Our school’s archives contain an obituary, probably written by her daughter, Sarah Ellen Harker, and published in a San Francisco newspaper. Otelia died in 1911, and we have the original news item.
According to the obituary, Otelia Winchel (sic) was born on January 14, 1814, in Brookville, Indiana. She married John Cullen in 1835
and produced a boy, John W. Cullen, the following year. John Sr. died shortly after. In 1842 she married Adam Guthrie Polk.
Otelia and Adam had two daughters, Caroline and Sarah Ellen. Both sisters eventually moved from Indiana to Portland, traveling along the famous Oregon Trail, and then to Palo Alto, where they joined the staff at Miss Harker’s School. Sarah Ellen was the mother of Catherine and Sara Harker.
In 1847, Otelia Polk and her family crossed the plains to Oregon. The head of their wagon train was Samuel Markham. Samuel’s wife, Elizabeth, was Otelia’s cousin. (My source for this is Linda Markham Curry, a living descendant of Elizabeth Winchell.) In her email to me, Ms. Curry writes: “You may be interested to know that Otelia Winchell-Cullen-Polk-DeWitt was cousin to Elizabeth Winchell Markham, who was the mother of Edwin Markham the poet. Edwin has a history in San Jose too.”

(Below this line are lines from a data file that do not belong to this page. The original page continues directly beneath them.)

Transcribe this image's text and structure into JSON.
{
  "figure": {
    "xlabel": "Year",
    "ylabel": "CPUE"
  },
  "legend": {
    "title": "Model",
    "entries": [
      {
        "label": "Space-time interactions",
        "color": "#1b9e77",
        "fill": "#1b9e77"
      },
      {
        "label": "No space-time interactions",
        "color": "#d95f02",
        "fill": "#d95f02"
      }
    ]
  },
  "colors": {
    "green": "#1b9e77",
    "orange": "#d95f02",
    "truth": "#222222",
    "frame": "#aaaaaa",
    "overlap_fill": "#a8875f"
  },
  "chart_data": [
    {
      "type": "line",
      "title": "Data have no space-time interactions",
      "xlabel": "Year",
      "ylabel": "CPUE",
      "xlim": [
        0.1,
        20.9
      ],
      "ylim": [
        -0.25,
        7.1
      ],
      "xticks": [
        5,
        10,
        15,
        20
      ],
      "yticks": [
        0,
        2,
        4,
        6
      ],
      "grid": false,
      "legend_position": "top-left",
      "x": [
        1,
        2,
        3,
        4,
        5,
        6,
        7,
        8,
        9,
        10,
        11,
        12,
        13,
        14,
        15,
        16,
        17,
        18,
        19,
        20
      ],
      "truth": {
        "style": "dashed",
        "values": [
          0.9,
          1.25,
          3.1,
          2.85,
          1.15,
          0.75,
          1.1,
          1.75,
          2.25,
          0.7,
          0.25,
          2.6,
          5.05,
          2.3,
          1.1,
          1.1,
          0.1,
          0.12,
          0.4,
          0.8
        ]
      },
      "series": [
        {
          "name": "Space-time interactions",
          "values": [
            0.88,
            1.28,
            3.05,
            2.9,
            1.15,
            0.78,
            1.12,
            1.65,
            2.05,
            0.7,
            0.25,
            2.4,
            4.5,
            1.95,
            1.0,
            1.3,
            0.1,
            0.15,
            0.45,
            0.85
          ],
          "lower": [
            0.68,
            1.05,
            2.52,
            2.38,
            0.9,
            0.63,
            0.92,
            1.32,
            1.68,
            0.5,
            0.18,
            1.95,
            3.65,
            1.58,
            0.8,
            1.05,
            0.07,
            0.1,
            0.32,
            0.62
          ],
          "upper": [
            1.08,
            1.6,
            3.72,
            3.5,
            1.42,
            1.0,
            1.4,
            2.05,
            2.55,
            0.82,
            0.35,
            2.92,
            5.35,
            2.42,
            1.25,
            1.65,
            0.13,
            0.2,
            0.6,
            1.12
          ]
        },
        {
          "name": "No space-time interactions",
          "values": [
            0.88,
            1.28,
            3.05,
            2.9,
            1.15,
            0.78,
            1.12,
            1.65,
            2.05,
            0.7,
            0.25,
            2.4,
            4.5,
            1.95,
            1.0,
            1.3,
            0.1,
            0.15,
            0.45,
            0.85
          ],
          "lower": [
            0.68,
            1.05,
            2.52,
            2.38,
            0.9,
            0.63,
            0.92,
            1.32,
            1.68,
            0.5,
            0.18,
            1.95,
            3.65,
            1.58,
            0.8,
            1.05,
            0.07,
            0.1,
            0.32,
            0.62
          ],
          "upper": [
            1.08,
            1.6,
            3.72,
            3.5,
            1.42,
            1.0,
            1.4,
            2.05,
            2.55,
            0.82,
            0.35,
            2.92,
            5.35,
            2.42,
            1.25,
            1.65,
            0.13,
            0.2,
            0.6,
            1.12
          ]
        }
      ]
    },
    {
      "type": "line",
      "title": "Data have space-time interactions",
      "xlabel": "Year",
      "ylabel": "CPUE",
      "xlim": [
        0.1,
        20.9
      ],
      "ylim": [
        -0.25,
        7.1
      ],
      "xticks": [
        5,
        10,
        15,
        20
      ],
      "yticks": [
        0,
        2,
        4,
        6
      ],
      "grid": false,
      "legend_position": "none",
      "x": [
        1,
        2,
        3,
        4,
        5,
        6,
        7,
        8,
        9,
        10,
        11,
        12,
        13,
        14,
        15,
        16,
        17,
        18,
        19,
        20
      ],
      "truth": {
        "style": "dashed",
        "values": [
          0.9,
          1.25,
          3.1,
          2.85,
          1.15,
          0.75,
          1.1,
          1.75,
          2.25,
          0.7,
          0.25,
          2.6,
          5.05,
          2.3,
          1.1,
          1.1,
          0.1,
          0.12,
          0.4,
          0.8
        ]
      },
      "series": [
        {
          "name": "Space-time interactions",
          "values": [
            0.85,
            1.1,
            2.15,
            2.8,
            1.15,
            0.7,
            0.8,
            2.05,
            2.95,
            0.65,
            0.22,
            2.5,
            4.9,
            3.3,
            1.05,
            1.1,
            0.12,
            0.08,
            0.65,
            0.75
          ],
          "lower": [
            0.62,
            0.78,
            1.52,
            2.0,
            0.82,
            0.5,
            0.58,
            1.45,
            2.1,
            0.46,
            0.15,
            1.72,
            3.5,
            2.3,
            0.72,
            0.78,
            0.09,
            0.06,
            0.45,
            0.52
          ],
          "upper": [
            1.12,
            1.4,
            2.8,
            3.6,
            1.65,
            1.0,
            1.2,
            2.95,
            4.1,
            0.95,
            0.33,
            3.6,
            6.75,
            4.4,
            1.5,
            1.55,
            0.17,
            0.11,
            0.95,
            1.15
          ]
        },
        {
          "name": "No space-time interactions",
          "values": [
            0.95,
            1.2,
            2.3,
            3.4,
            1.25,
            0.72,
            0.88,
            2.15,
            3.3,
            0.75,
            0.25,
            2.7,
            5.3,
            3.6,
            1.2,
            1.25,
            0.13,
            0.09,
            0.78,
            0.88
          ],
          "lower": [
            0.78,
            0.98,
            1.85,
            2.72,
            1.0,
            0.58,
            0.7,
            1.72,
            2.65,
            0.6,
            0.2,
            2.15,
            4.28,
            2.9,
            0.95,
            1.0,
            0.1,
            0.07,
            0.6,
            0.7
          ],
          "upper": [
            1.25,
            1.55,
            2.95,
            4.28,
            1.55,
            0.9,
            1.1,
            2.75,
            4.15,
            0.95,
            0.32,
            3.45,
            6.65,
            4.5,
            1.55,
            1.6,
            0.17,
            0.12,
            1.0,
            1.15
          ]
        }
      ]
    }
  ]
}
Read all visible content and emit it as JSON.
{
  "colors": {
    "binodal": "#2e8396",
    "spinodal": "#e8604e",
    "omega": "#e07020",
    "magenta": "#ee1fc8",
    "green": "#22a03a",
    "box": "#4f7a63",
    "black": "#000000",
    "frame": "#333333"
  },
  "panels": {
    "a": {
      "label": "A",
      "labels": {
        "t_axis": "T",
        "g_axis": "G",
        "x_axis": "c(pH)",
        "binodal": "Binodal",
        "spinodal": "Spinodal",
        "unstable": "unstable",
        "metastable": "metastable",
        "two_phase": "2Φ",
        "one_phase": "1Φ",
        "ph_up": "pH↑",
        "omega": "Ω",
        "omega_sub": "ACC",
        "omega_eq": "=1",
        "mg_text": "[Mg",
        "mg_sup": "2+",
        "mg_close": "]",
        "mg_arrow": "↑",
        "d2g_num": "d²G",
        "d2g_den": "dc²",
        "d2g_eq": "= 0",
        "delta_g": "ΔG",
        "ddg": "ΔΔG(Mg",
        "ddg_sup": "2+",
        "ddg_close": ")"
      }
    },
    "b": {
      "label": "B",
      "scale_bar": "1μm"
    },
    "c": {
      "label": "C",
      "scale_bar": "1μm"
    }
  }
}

The pioneers made a brief stop at the doomed Whitman Station. This was a missionary compound led by Dr. Marcus Whitman. According to the obituary, Dr. Whitman wanted the family to stay there for the winter, but Otelia “seemed to have a presentiment that forbade, and they pushed on toward the Willamette Valley.”
This premonition avoided tragedy for the Polk family as the famous Whitman massacre occurred about one month later on Nov. 29, 1847. (See the website noted below for more information on the massacre.)
Adam Polk died while crossing the Columbia River, leaving his widow and children to survive the harsh winter alone. They arrived at Oregon City, Ore., sometime in November or December 1847. Upon their arrival, they moved into a cabin on First and Morrison streets. Later, they moved into the first frame house in Portland, built by a Captain Crosby.
Otelia married Francis G. De Witt, an officer on a cargo ship in 1848. They had three children together: Marie B., Francis M. and Otelia V.
Mrs. De Witt died on March 21, 1911, in Portland. She was 98 years old.
If you’d like to see the ribbons she was awarded by the Oregon Pioneer Association, we happen to have them.